Section 201 of the Congressional Accountability Act (CAA), which applies Title VII of the Civil Rights Act of 1964 to Congress, requires that all personnel actions– such as hiring, discharge, promotion, pay, or benefits – must be free from discrimination based on race, color, religion, sex, or national origin. The law forbids discrimination based on these characteristics even if other factors also motivate the action. Harassment based on race, color, religion, sex, or national origin is prohibited as well.
The law forbids certain employment practices that, while they may appear neutral in practice, in fact, cause a “disparate impact” on an employee on the basis of race, color, religion, sex, or national origin. The practice may be lawful in certain circumstances only if the employing office proves that the practice is job-related for the position in question and is consistent with business necessity.
Section 201 of the CAA also prohibits sexual harassment in the workplace and discrimination because of pregnancy, childbirth, or related medical conditions.
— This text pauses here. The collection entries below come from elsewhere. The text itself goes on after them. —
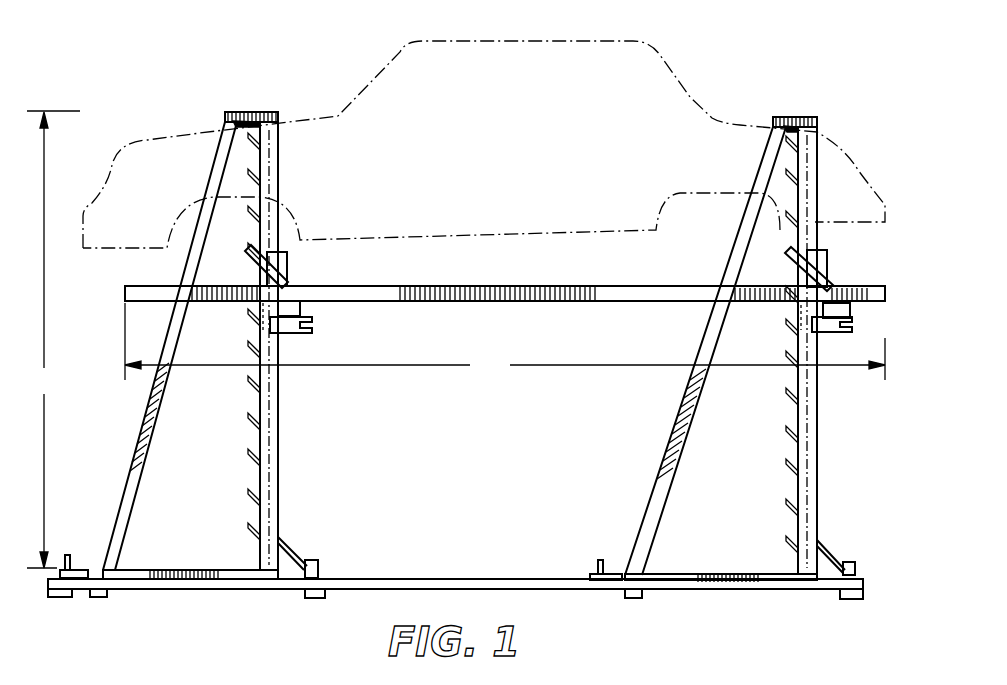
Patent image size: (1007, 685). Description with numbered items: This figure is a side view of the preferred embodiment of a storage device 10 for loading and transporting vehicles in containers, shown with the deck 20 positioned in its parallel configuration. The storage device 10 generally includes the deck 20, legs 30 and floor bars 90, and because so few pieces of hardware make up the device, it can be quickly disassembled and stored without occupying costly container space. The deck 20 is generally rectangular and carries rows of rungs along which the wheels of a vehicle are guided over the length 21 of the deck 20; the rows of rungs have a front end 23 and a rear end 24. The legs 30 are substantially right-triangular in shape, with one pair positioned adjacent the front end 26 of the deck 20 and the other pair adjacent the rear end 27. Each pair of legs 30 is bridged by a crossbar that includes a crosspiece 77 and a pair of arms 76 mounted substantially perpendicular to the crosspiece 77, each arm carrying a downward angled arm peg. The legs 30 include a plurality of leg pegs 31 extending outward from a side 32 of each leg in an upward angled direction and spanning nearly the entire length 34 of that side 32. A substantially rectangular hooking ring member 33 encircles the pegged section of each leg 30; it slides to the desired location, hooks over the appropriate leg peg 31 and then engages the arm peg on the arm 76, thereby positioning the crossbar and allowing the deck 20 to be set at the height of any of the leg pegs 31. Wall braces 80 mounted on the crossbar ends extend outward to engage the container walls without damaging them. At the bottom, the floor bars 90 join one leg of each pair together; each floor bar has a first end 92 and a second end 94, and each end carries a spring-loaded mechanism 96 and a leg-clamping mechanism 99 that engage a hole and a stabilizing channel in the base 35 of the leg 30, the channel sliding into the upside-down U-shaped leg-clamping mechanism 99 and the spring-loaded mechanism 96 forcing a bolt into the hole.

The storage device 10 is at (112, 329).
The deck 20 is at (346, 285).
The length of the deck 21 is at (505, 341).
The front end of the rows of rungs 23 is at (150, 286).
The rear end of the rows of rungs 24 is at (886, 300).
The front end of the deck 26 is at (125, 298).
The rear end of the deck 27 is at (888, 287).
The legs 30 is at (279, 443).
The leg pegs 31 is at (252, 146).
The side of the leg 32 is at (256, 214).
The hooking ring member 33 is at (250, 256).
The length of the leg 34 is at (53, 339).
The base of the leg 35 is at (180, 570).
The arms 76 is at (265, 318).
The crosspiece 77 is at (300, 309).
The wall braces 80 is at (302, 334).
The floor bars 90 is at (490, 590).
The first end of the floor bar 92 is at (198, 590).
The second end of the floor bar 94 is at (740, 590).
The spring-loaded mechanism 96 is at (84, 530).
The leg-clamping mechanism 99 is at (318, 562).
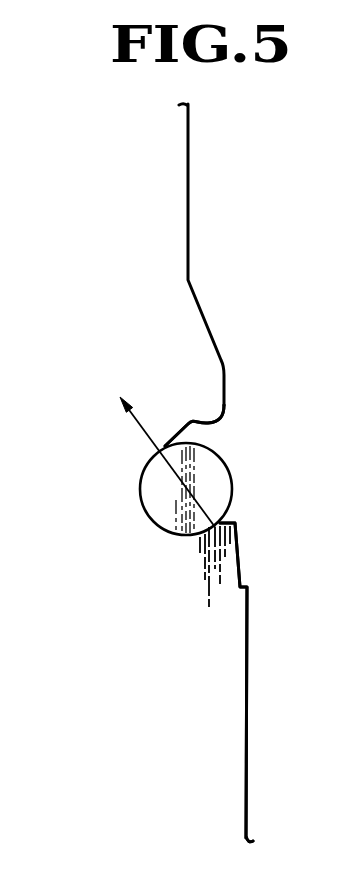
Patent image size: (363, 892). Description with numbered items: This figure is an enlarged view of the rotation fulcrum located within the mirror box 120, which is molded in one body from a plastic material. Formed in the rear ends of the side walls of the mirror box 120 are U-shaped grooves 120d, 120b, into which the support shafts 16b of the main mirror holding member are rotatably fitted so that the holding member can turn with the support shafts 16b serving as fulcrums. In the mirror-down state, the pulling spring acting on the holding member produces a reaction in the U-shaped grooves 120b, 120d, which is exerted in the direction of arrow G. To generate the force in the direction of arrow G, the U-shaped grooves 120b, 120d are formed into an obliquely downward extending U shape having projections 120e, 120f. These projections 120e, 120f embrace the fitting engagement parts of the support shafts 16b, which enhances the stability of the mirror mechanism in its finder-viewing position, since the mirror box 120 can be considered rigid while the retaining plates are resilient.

The mirror box 120 is at (227, 708).
The U-shaped groove 120d is at (190, 433).
The U-shaped groove 120b is at (194, 425).
The support shaft 16b is at (213, 487).
The projection 120e is at (232, 536).
The projection 120f is at (215, 566).
The arrow G is at (157, 458).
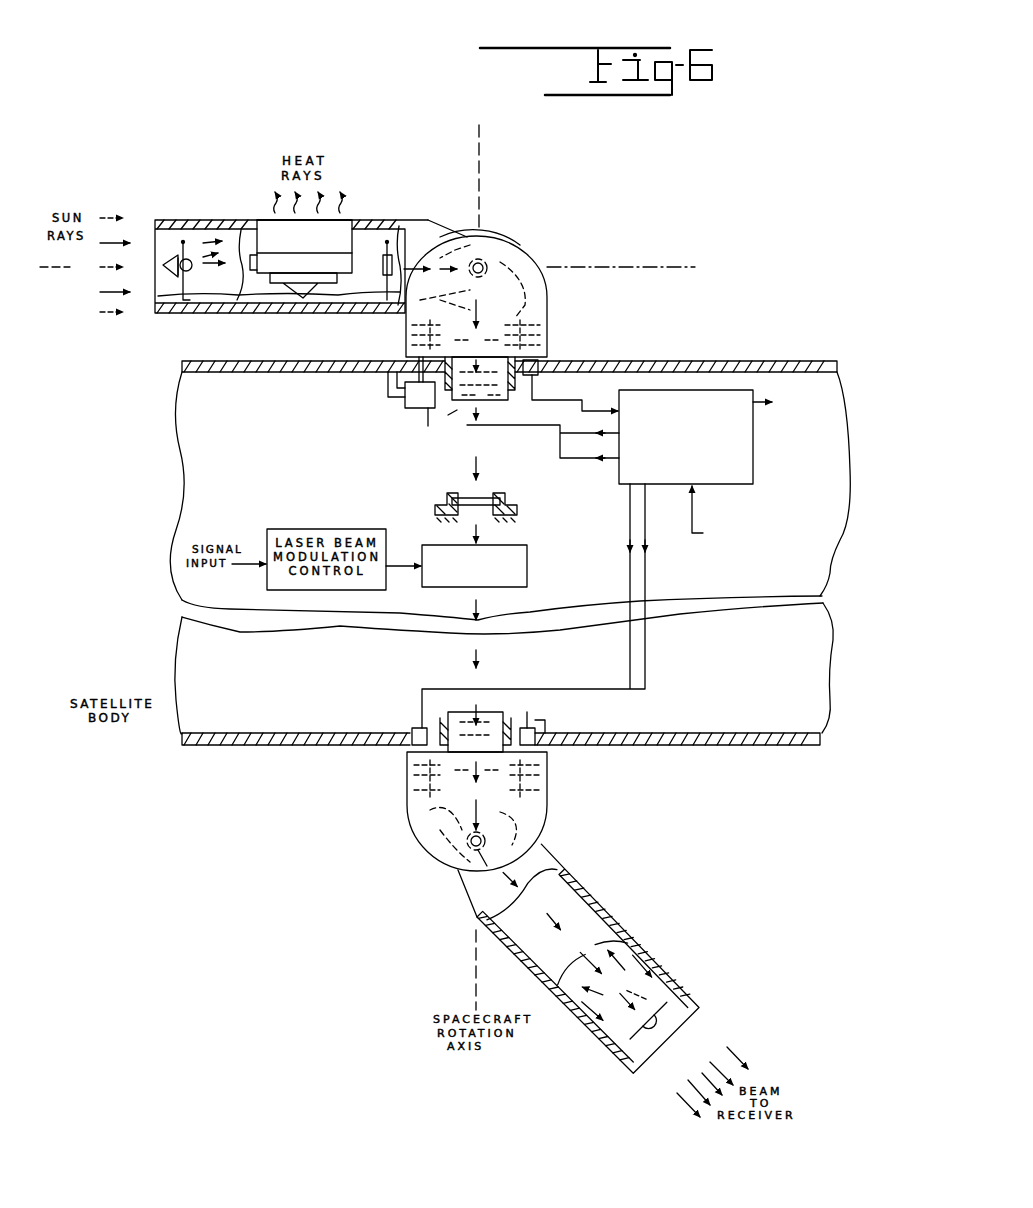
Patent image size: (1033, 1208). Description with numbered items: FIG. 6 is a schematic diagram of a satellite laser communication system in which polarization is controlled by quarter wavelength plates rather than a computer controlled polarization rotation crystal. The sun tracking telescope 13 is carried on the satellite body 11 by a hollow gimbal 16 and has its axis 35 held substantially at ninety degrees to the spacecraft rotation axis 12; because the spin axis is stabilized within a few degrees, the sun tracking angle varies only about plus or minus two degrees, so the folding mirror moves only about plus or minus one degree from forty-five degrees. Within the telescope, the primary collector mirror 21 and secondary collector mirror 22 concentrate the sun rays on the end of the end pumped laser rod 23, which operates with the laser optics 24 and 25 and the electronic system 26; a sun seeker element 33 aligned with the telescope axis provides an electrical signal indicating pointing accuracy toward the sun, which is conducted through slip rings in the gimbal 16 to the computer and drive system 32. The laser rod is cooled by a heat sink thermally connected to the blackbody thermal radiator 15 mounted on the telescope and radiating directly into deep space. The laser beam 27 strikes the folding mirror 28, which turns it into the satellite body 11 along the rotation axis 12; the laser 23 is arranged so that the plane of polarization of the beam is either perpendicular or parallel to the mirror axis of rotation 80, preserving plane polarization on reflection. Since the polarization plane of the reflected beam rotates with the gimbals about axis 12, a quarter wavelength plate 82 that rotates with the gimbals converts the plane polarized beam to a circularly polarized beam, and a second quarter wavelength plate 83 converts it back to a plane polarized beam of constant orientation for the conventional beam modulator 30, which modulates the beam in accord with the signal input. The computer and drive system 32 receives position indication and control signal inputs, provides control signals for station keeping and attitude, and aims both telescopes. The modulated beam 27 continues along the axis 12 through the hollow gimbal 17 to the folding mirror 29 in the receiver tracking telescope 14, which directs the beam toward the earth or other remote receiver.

The satellite body 11 is at (810, 362).
The axis of rotation 12 is at (484, 137).
The sun tracking telescope 13 is at (173, 220).
The receiver tracking telescope 14 is at (599, 906).
The thermal radiator 15 is at (343, 219).
The hollow gimbal 16 is at (550, 290).
The hollow gimbal 17 is at (420, 838).
The primary collector mirror 21 is at (228, 296).
The secondary collector mirror 22 is at (190, 258).
The laser rod 23 is at (301, 259).
The laser optics 24 is at (243, 232).
The laser optics 25 is at (398, 226).
The electronic system 26 is at (300, 300).
The laser beam 27 is at (418, 268).
The folding mirror 28 is at (482, 236).
The folding mirror 29 is at (453, 872).
The beam modulator 30 is at (530, 565).
The computer and drive system 32 is at (753, 445).
The sun seeker element 33 is at (168, 282).
The axis of the sun tracking telescope tube 35 is at (56, 274).
The mirror axis of rotation 80 is at (486, 262).
The quarter wavelength plate 82 is at (426, 424).
The quarter wavelength plate 83 is at (470, 508).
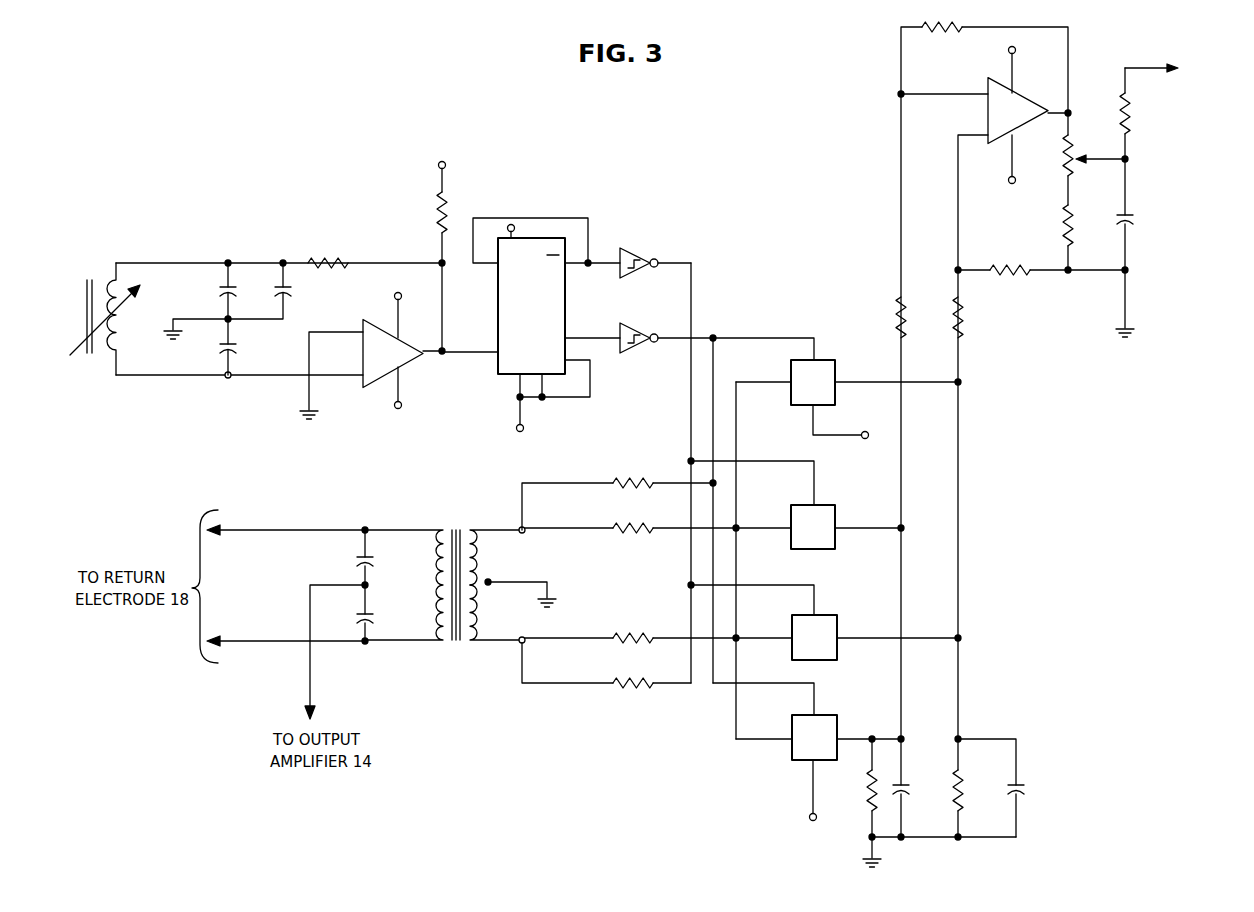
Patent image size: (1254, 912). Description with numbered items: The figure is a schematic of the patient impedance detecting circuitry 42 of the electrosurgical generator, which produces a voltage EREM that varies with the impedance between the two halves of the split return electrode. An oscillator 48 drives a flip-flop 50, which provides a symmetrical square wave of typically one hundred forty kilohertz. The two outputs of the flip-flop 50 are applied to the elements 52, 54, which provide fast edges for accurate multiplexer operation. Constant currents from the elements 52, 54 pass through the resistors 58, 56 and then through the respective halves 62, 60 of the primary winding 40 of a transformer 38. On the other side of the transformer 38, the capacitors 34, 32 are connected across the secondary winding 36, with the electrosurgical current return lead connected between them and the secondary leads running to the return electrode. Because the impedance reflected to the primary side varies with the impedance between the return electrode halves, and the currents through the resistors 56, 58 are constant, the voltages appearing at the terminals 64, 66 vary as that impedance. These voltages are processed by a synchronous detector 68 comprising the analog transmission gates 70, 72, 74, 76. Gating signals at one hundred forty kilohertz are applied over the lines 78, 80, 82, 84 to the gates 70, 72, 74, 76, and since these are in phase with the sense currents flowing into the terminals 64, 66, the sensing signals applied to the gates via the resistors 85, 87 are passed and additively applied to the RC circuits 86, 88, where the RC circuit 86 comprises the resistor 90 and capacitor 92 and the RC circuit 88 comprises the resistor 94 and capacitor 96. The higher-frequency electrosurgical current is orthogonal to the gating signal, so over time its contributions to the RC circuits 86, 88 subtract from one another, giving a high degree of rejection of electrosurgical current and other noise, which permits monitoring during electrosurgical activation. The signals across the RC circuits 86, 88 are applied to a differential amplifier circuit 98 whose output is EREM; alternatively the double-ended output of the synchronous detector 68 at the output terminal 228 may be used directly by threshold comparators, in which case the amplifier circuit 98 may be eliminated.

The patient impedance detecting circuitry 42 is at (181, 151).
The oscillator 48 is at (268, 258).
The flip-flop 50 is at (527, 250).
The fast-edge element 52 is at (637, 260).
The fast-edge element 54 is at (641, 351).
The resistor 58 is at (633, 482).
The transformer 38 is at (455, 520).
The secondary winding 36 is at (433, 603).
The primary winding 40 is at (462, 643).
The half of primary winding 62 is at (487, 549).
The half of primary winding 60 is at (487, 617).
The terminal 66 is at (525, 528).
The terminal 64 is at (525, 643).
The resistor 85 is at (631, 534).
The resistor 87 is at (638, 637).
The resistor 56 is at (626, 686).
The capacitor 34 is at (357, 562).
The capacitor 32 is at (357, 617).
The synchronous detector 68 is at (812, 328).
The line 78 is at (763, 312).
The line 80 is at (772, 437).
The line 82 is at (767, 562).
The line 84 is at (718, 684).
The analog transmission gate 70 is at (823, 393).
The analog transmission gate 72 is at (823, 537).
The analog transmission gate 74 is at (824, 647).
The analog transmission gate 76 is at (824, 747).
The output terminal 228 is at (958, 383).
The differential amplifier circuit 98 is at (950, 142).
The RC circuit 88 is at (945, 838).
The resistor 94 is at (867, 799).
The capacitor 96 is at (905, 784).
The RC circuit 86 is at (993, 838).
The resistor 90 is at (964, 786).
The capacitor 92 is at (1020, 793).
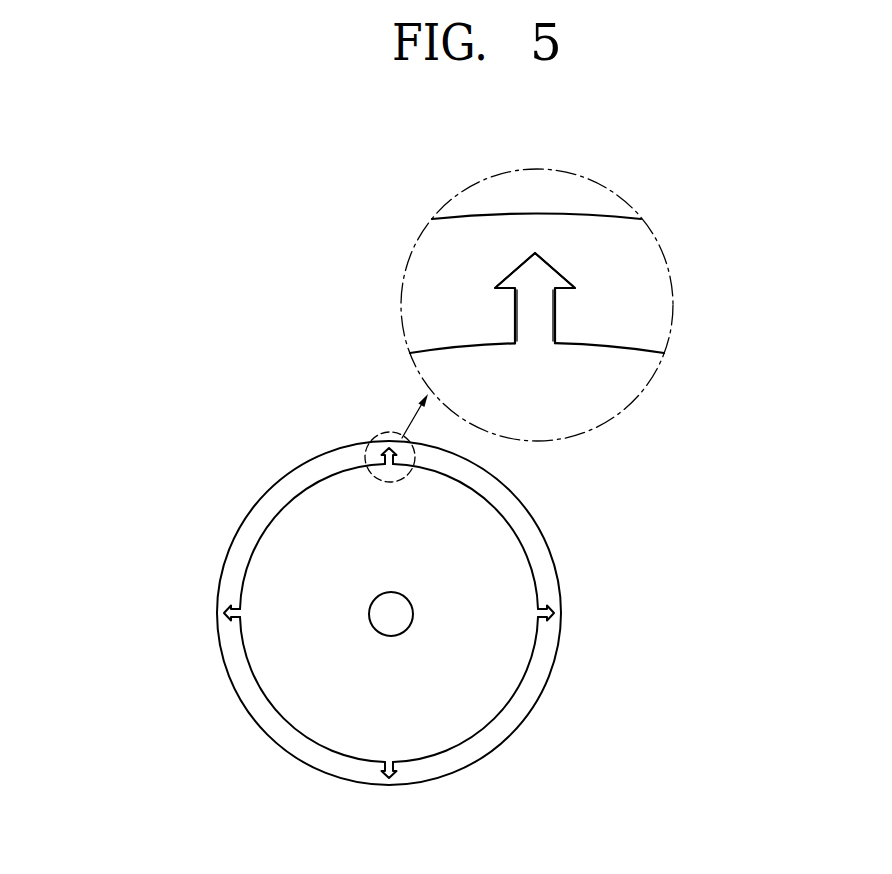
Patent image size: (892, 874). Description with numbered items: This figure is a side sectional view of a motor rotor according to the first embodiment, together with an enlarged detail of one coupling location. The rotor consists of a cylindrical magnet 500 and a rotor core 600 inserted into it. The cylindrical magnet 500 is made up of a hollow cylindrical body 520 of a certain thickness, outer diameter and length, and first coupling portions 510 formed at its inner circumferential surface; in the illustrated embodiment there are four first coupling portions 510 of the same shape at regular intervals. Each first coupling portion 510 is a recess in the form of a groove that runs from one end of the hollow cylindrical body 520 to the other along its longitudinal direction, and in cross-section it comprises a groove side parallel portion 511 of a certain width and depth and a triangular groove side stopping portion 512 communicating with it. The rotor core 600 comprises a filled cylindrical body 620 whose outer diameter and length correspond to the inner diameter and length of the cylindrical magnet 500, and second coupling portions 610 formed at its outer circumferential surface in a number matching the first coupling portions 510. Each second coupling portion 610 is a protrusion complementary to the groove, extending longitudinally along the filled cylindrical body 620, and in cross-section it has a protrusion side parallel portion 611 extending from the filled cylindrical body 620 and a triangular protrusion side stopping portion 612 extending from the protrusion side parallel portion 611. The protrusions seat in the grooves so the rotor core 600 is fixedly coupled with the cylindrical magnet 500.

The cylindrical magnet 500 is at (216, 513).
The first coupling portion 510 is at (701, 133).
The groove side parallel portion 511 is at (560, 309).
The groove side stopping portion 512 is at (571, 286).
The hollow cylindrical body 520 is at (237, 570).
The rotor core 600 is at (337, 592).
The second coupling portion 610 is at (297, 481).
The protrusion side parallel portion 611 is at (534, 276).
The protrusion side stopping portion 612 is at (530, 313).
The filled cylindrical body 620 is at (465, 593).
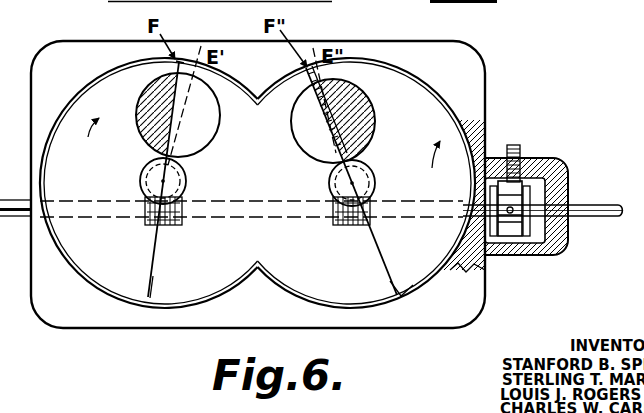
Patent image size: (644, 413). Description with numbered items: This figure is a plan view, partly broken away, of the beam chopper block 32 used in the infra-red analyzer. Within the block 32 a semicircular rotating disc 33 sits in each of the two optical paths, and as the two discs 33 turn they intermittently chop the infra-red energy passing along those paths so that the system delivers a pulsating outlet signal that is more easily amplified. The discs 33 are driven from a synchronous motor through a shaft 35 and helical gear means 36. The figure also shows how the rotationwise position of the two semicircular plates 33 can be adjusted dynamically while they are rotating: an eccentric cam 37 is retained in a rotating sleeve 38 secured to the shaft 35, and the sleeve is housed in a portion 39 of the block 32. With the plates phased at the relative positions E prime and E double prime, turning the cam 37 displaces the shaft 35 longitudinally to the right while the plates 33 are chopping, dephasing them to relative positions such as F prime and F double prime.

The beam chopper block 32 is at (122, 330).
The semicircular rotating disc 33 is at (87, 110).
The shaft 35 is at (607, 211).
The helical gear means 36 is at (178, 226).
The eccentric cam 37 is at (530, 191).
The rotating sleeve 38 is at (517, 237).
The portion of block 39 is at (553, 256).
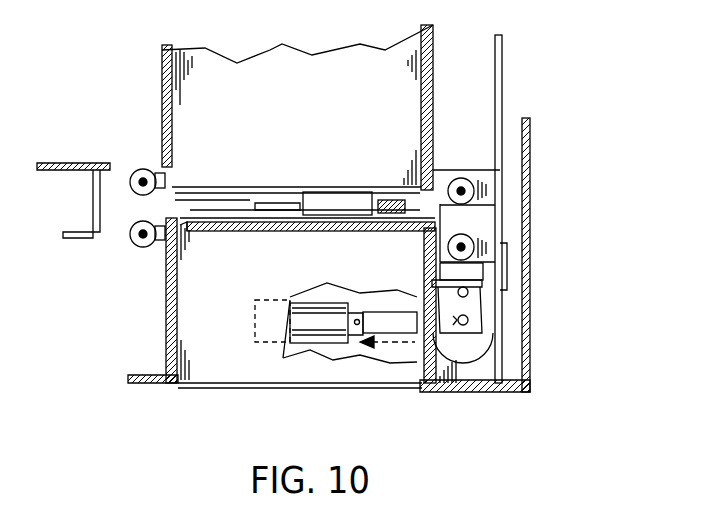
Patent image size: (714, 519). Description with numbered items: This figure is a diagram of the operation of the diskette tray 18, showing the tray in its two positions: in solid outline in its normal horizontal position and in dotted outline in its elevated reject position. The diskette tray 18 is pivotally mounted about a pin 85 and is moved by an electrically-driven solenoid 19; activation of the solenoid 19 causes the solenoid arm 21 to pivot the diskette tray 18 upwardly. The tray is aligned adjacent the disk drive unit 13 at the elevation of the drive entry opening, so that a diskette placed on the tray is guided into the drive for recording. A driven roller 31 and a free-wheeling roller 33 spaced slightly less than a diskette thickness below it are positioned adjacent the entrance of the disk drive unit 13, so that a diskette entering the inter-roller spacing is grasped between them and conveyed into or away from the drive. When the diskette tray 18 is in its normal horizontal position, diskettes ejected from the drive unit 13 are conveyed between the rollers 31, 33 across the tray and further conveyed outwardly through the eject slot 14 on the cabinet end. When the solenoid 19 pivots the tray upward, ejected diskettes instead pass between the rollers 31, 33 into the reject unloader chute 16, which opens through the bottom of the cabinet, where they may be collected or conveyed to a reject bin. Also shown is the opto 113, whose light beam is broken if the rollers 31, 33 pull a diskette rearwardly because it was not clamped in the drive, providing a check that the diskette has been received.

In addition, the law requires that an employing office must reasonably accommodate an applicant or employee’s religious observances and practices so long as it does not create an undue hardship on the conduct of business.
Proving motivation depends on the facts of a particular case. For example, a covered employee must not only prove that he or she was treated differently from others in similar circumstances, but must also show that race, color, religion, sex, or national origin was a motivating factor in that treatment. Under certain circumstances, an employing office may need to prove that it took adverse personnel action against a covered employee for non-discriminatory reasons, and accurate records of employees’ job performance may be critical in such a case.
There are several exceptions to Section 201′s prohibition on discrimination. It should also be noted that, under the CAA, it is lawful for certain House of Representatives and Senate offices to consider party, place of residence, or political compatibility in making employment decisions.